Vedendo solo il bello nell’altro si esperisce,

attraverso la sua compagnia,

quello che manca oppure che è stato portato via

o che non si è riusciti a esprimere da piccoli.

Le persone quindi si mettono in relazione fra loro ma,

NON conoscendo il Terzo Specchio Esseno,

NON cercano di sanare IN sè stesse ciò

che l’altro rappresenta

cioè NON attuano una compensazione

di ciò che manca IN ciascuno di loro.

Si vive quindi una passione che infiamma la coppia

ma che nel giro di poco tempo crea un sovraccarico di fuoco.

Il fuoco è necessario a esprimere ciò che

mancava, che è stato portato via o che non si è riusciti a esprimere, quando però viene meno quel velo meraviglioso

che era stato calato sui difetti dell’altro

si comincia a vedere anche la parte di ombra presente nel partner.

L’innamoramento improvvisamente finisce

e ci si risveglia in una consapevolezza del nero

rispetto a quella persona.

Ciò avviene perché non si era consapevoli fin

dall’inizio che sulle due polarità,

sul più e sul meno presenti nell’altro,

era calato temporaneamente un velo

che poi improvvisamente si solleva.

La consapevolezza del Terzo Specchio Esseno

permette invece di chiedersi da subito

cosa la persona rappresenti per noi.

Questo consente, entrando in

relazione con lei, di fare al contempo un lavoro su di sé

con l’obiettivo di sanare velocemente la propria carenza

e aprirsi alla possibilità di arrivare all’amore vero.

L’amore vero è sempre una SCELTA, non una passione.

È la Volontà che vuole amare,

il Primo Raggio dal quale scaturisce il Secondo.

Nell’amore vero si sceglie di amare anche il lato ombra della persona, in un’ottica di Alchimia Trasformativa, perché l’amore trasforma e fa sì che il rapporto approdi ad armoniche stabili

senza fluttuazioni.

L’innamoramento è quindi l’effetto di una SELEZIONE dell’anima,

in cerca di specchi che le consentano di sanare mancanze e memorie non ancora risolte.

Nell’altro si vede riflessa una parte che è dentro di sé

ma che non si riesce a scorgere senza uno specchio che la mostri.

Questo è il motivo per il quale certe

persone incontrano per esempio partner violenti.

Assai di frequente capita di vedere rapporti in apparenza molto sbilanciati nei quali una persona sembra abitata dagli Angeli e l’altra dai demoni.

In realtà la persona angelica è abitata in alcune cellule da demoni

e non da Angeli, e sta

incontrando nel partner l’occasione per risolvere una metà di sé.

L’altro NON esiste veramente, è UNA PARTE DI NOI

Quando amiamo stiamo quindi amando ciò

che siamo noi, stiamo risolvendo e integrando le diverse parti di noi e ricostituendo così l’Uno, il Tutto.

Per questo l’amore è la via del ritorno all’Uno.

Le persone, come le esperienze,

non arrivano a caso ma per SANARE, per GUARIRE,

fino al punto in cui NON c’è più niente da curare.

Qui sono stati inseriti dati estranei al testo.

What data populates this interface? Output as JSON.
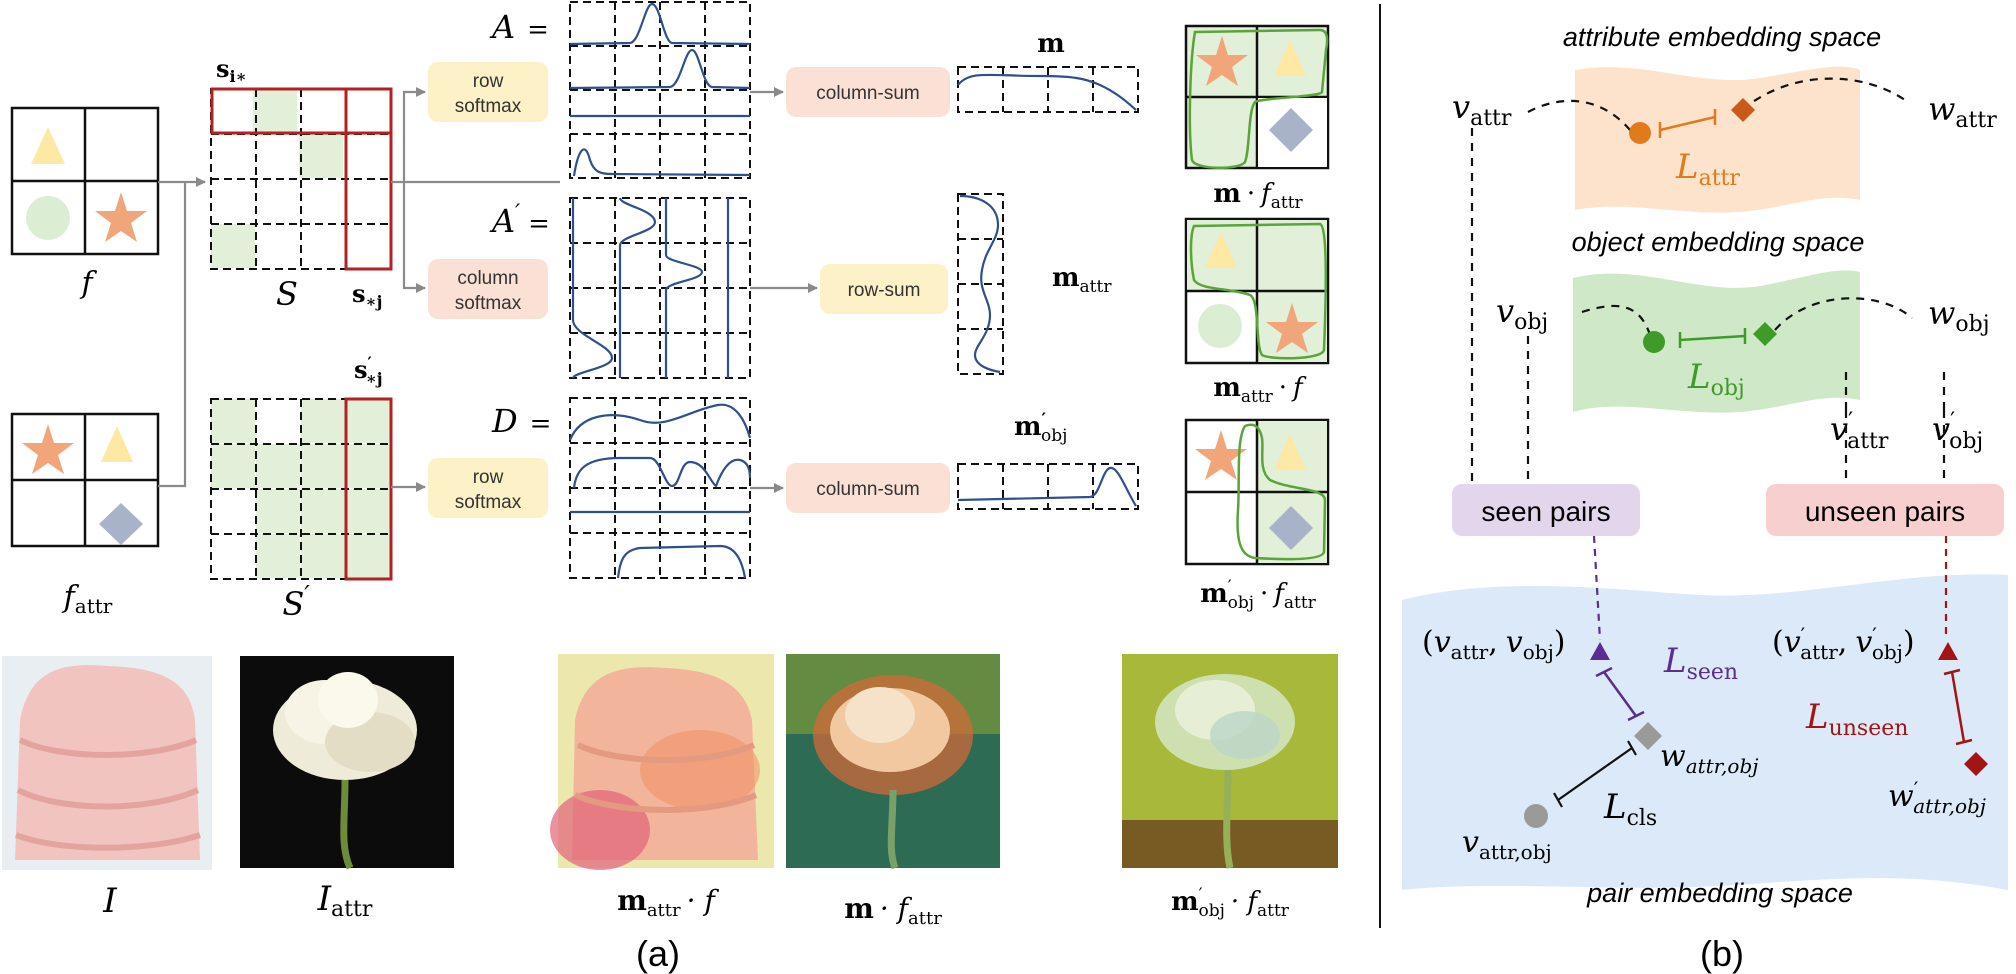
{
  "panel_a": {
    "caption": "(a)",
    "inputs": {
      "f_label": "f",
      "fattr_main": "f",
      "fattr_sub": "attr"
    },
    "sim": {
      "S_label": "S",
      "Sp_label": "S",
      "Sp_prime": "′",
      "si_main": "s",
      "si_sub": "i∗",
      "sj_main": "s",
      "sj_sub": "∗j",
      "spj_main": "s",
      "spj_prime": "′",
      "spj_sub": "∗j"
    },
    "ops": {
      "row_softmax_1_line1": "row",
      "row_softmax_1_line2": "softmax",
      "col_softmax_line1": "column",
      "col_softmax_line2": "softmax",
      "row_softmax_2_line1": "row",
      "row_softmax_2_line2": "softmax",
      "colsum_1": "column-sum",
      "rowsum": "row-sum",
      "colsum_2": "column-sum"
    },
    "matrices": {
      "A_label": "A",
      "A_eq": "=",
      "Ap_label": "A",
      "Ap_prime": "′",
      "Ap_eq": "=",
      "D_label": "D",
      "D_eq": "="
    },
    "masks": {
      "m_label": "m",
      "mattr_main": "m",
      "mattr_sub": "attr",
      "mobj_main": "m",
      "mobj_prime": "′",
      "mobj_sub": "obj"
    },
    "results": {
      "r1_m": "m",
      "r1_dot": "·",
      "r1_f": "f",
      "r1_sub": "attr",
      "r2_m": "m",
      "r2_sub": "attr",
      "r2_dot": "·",
      "r2_f": "f",
      "r3_m": "m",
      "r3_prime": "′",
      "r3_sub": "obj",
      "r3_dot": "·",
      "r3_f": "f",
      "r3_fsub": "attr"
    },
    "photos": {
      "I_main": "I",
      "Iattr_main": "I",
      "Iattr_sub": "attr",
      "p3_m": "m",
      "p3_sub": "attr",
      "p3_rest": "· f",
      "p4_m": "m",
      "p4_rest": "· f",
      "p4_sub": "attr",
      "p5_m": "m",
      "p5_prime": "′",
      "p5_sub": "obj",
      "p5_rest": "· f",
      "p5_fsub": "attr"
    }
  },
  "panel_b": {
    "caption": "(b)",
    "attr_space": "attribute embedding space",
    "obj_space": "object embedding space",
    "pair_space": "pair embedding space",
    "seen_pairs": "seen pairs",
    "unseen_pairs": "unseen pairs",
    "v": "v",
    "w": "w",
    "attr": "attr",
    "obj": "obj",
    "prime": "′",
    "L": "L",
    "L_attr_sub": "attr",
    "L_obj_sub": "obj",
    "L_seen_sub": "seen",
    "L_unseen_sub": "unseen",
    "L_cls_sub": "cls",
    "w_attr_obj_sub": "attr,obj",
    "v_attr_obj_sub": "attr,obj",
    "wp_attr_obj_sub": "attr,obj",
    "lp": "(",
    "rp": ")",
    "comma": ","
  },
  "colors": {
    "green_fill": "#e2efd9",
    "red_outline": "#b22222",
    "curve_blue": "#2f4f8f",
    "yellow_box": "#fdf1c7",
    "salmon_box": "#fbe1d5",
    "attr_space": "#fde3cb",
    "obj_space": "#cfe8c8",
    "pair_space": "#dce9f8",
    "seen_box": "#e3d6ec",
    "unseen_box": "#f7cfcf",
    "orange": "#e07a1a",
    "green": "#3f9b28",
    "purple": "#5b2d91",
    "dark_red": "#a31515"
  }
}
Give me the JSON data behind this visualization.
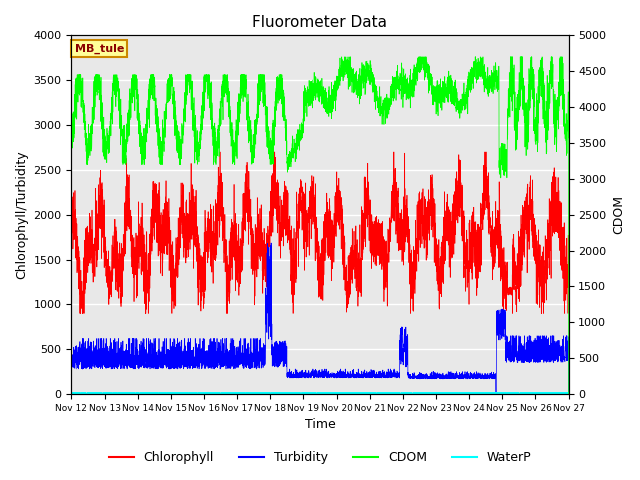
{
  "title": "Fluorometer Data",
  "xlabel": "Time",
  "ylabel_left": "Chlorophyll/Turbidity",
  "ylabel_right": "CDOM",
  "ylim_left": [
    0,
    4000
  ],
  "ylim_right": [
    0,
    5000
  ],
  "xlim_days": [
    12,
    27
  ],
  "xtick_labels": [
    "Nov 12",
    "Nov 13",
    "Nov 14",
    "Nov 15",
    "Nov 16",
    "Nov 17",
    "Nov 18",
    "Nov 19",
    "Nov 20",
    "Nov 21",
    "Nov 22",
    "Nov 23",
    "Nov 24",
    "Nov 25",
    "Nov 26",
    "Nov 27"
  ],
  "legend_labels": [
    "Chlorophyll",
    "Turbidity",
    "CDOM",
    "WaterP"
  ],
  "colors": {
    "Chlorophyll": "#ff0000",
    "Turbidity": "#0000ff",
    "CDOM": "#00ff00",
    "WaterP": "#00ffff"
  },
  "annotation_text": "MB_tule",
  "annotation_bbox": {
    "facecolor": "#ffff99",
    "edgecolor": "#cc8800"
  },
  "plot_bg_color": "#e8e8e8",
  "grid_color": "#ffffff",
  "seed": 42
}
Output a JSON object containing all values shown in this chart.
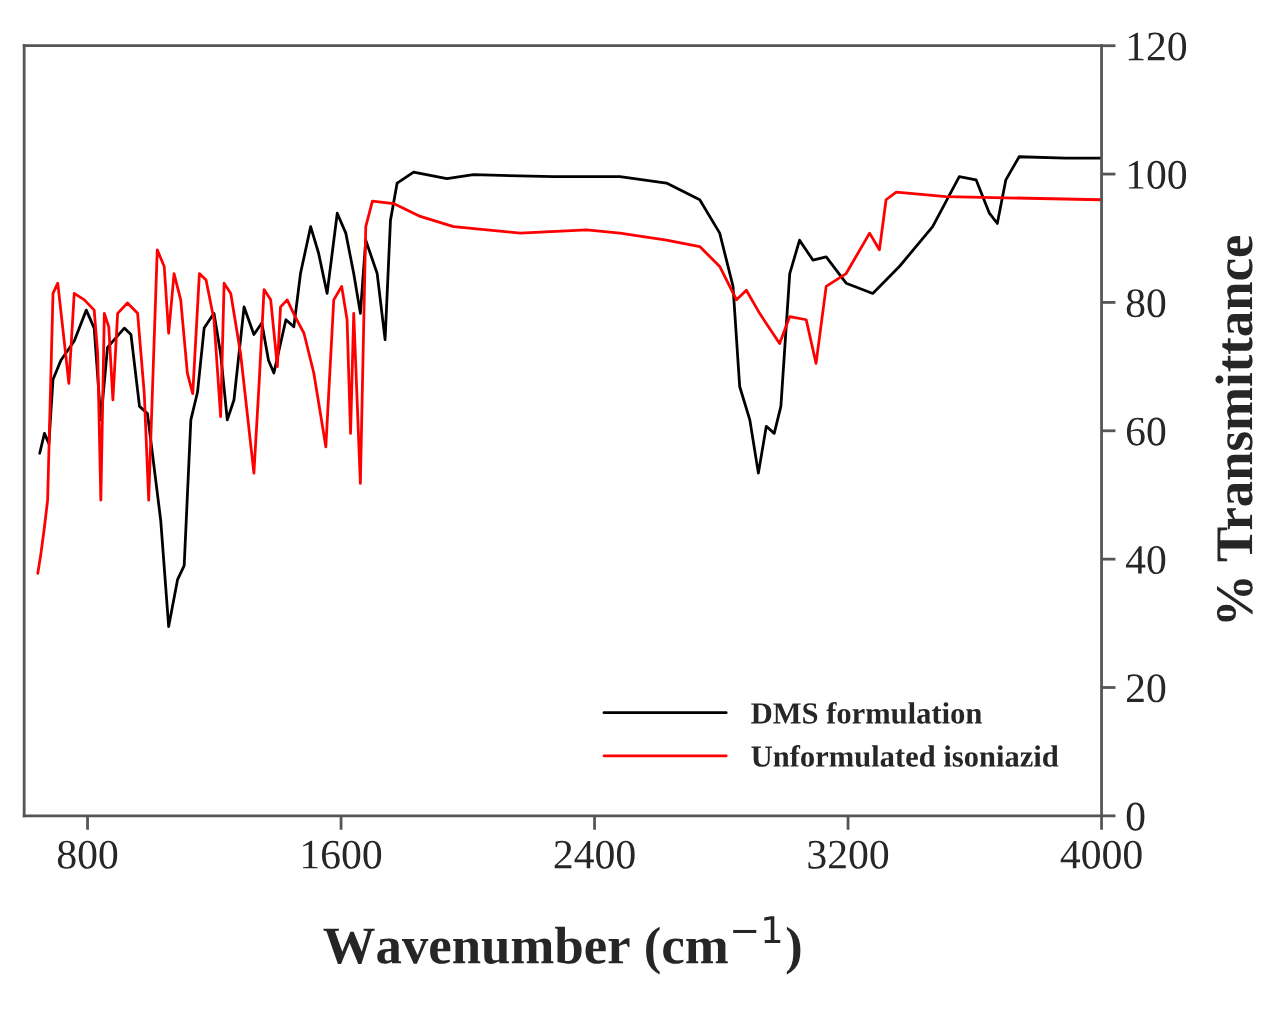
{
  "chart_data": {
    "type": "line",
    "xlabel": "Wavenumber (cm$^{−1}$)",
    "ylabel": "% Transmittance",
    "xlim": [
      600,
      4000
    ],
    "xticks": [
      800,
      1600,
      2400,
      3200,
      4000
    ],
    "ylim": [
      0,
      120
    ],
    "yticks": [
      0,
      20,
      40,
      60,
      80,
      100,
      120
    ],
    "grid": false,
    "legend": "bottom right",
    "marker": "none",
    "line_style": "solid",
    "series": [
      {
        "name": "DMS formulation",
        "color": "#000000",
        "x": [
          649,
          664,
          678,
          691,
          716,
          758,
          796,
          821,
          842,
          863,
          916,
          937,
          964,
          989,
          1031,
          1056,
          1084,
          1105,
          1126,
          1147,
          1168,
          1199,
          1220,
          1241,
          1262,
          1294,
          1325,
          1350,
          1371,
          1388,
          1426,
          1451,
          1472,
          1504,
          1529,
          1556,
          1588,
          1615,
          1640,
          1661,
          1678,
          1714,
          1739,
          1756,
          1777,
          1829,
          1934,
          2018,
          2270,
          2480,
          2627,
          2732,
          2795,
          2837,
          2858,
          2890,
          2917,
          2942,
          2967,
          2988,
          3016,
          3047,
          3089,
          3131,
          3194,
          3278,
          3362,
          3467,
          3551,
          3604,
          3646,
          3671,
          3698,
          3740,
          3887,
          3996
        ],
        "values": [
          56.5,
          59.6,
          58,
          68,
          71,
          74,
          78.8,
          76,
          61.7,
          73,
          76,
          75,
          63.8,
          62.7,
          46,
          29.5,
          36.8,
          39,
          61.7,
          66,
          76,
          78.3,
          72,
          61.7,
          64.8,
          79.3,
          75,
          76.8,
          71,
          69,
          77.3,
          76.2,
          84.5,
          91.8,
          87.7,
          81.4,
          93.9,
          90.8,
          84.5,
          78.3,
          89.7,
          84.5,
          74.2,
          92.8,
          98.6,
          100.3,
          99.3,
          99.9,
          99.6,
          99.6,
          98.6,
          96,
          90.8,
          82.5,
          66.9,
          61.7,
          53.4,
          60.7,
          59.6,
          63.8,
          84.5,
          89.7,
          86.6,
          87.1,
          83,
          81.4,
          85.6,
          91.8,
          99.6,
          99.1,
          93.9,
          92.3,
          99.1,
          102.7,
          102.5,
          102.5
        ]
      },
      {
        "name": "Unformulated isoniazid",
        "color": "#ff0000",
        "x": [
          643,
          653,
          664,
          674,
          691,
          706,
          733,
          741,
          758,
          790,
          821,
          832,
          842,
          853,
          867,
          880,
          895,
          926,
          958,
          979,
          993,
          1020,
          1042,
          1056,
          1073,
          1094,
          1115,
          1132,
          1153,
          1174,
          1199,
          1220,
          1231,
          1252,
          1283,
          1325,
          1342,
          1357,
          1378,
          1399,
          1409,
          1430,
          1455,
          1483,
          1514,
          1552,
          1577,
          1602,
          1619,
          1630,
          1640,
          1661,
          1678,
          1699,
          1766,
          1850,
          1955,
          2165,
          2375,
          2480,
          2627,
          2732,
          2795,
          2848,
          2879,
          2921,
          2984,
          3016,
          3068,
          3099,
          3131,
          3194,
          3268,
          3299,
          3320,
          3352,
          3509,
          3996
        ],
        "values": [
          37.8,
          40.9,
          45,
          49.2,
          81.4,
          83,
          71,
          67.4,
          81.4,
          80.4,
          78.8,
          72,
          49.2,
          78.3,
          76.2,
          64.8,
          78.3,
          79.9,
          78.3,
          65.8,
          49.2,
          88.2,
          85.6,
          75.2,
          84.5,
          80.4,
          69,
          65.8,
          84.5,
          83.5,
          77.3,
          62.2,
          83,
          81.4,
          72,
          53.4,
          67.9,
          82,
          80.4,
          70,
          79.3,
          80.4,
          77.8,
          75.2,
          69,
          57.5,
          80.4,
          82.5,
          77.3,
          59.6,
          78.3,
          51.8,
          91.8,
          95.8,
          95.4,
          93.4,
          91.8,
          90.8,
          91.3,
          90.8,
          89.7,
          88.7,
          85.6,
          80.4,
          81.9,
          78.3,
          73.6,
          77.8,
          77.3,
          70.5,
          82.5,
          84.5,
          90.8,
          88.2,
          96,
          97.2,
          96.5,
          96
        ]
      }
    ]
  }
}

Una volta infatti che si è arrivati a una completezza interiore,

i rapporti che si hanno sono pienamente di

grazia, senza più alcuna finalità terapeutica inconscia.

Si possono anche avere rapporti in cui si bypassa la fase dell’innamoramento arrivando subito all’amore incondizionato.

Quando si è nell’amore incondizionato

una persona quasi vale l’altra,

cioè si hanno relazioni dove ovviamente

c’è attrazione per l’altro, ma le condizioni di partenza di questa persona non sono così importanti.

Se si è veramente evoluti

si sa che gli altri non hanno mai

contato niente in realtà perché o sono abitati dalle schiere celesti o sono abitabili. E se sono abitabili si tratta solo di avere una maestria più alta in modo da

permetterne l’abitazione da parte delle schiere celesti.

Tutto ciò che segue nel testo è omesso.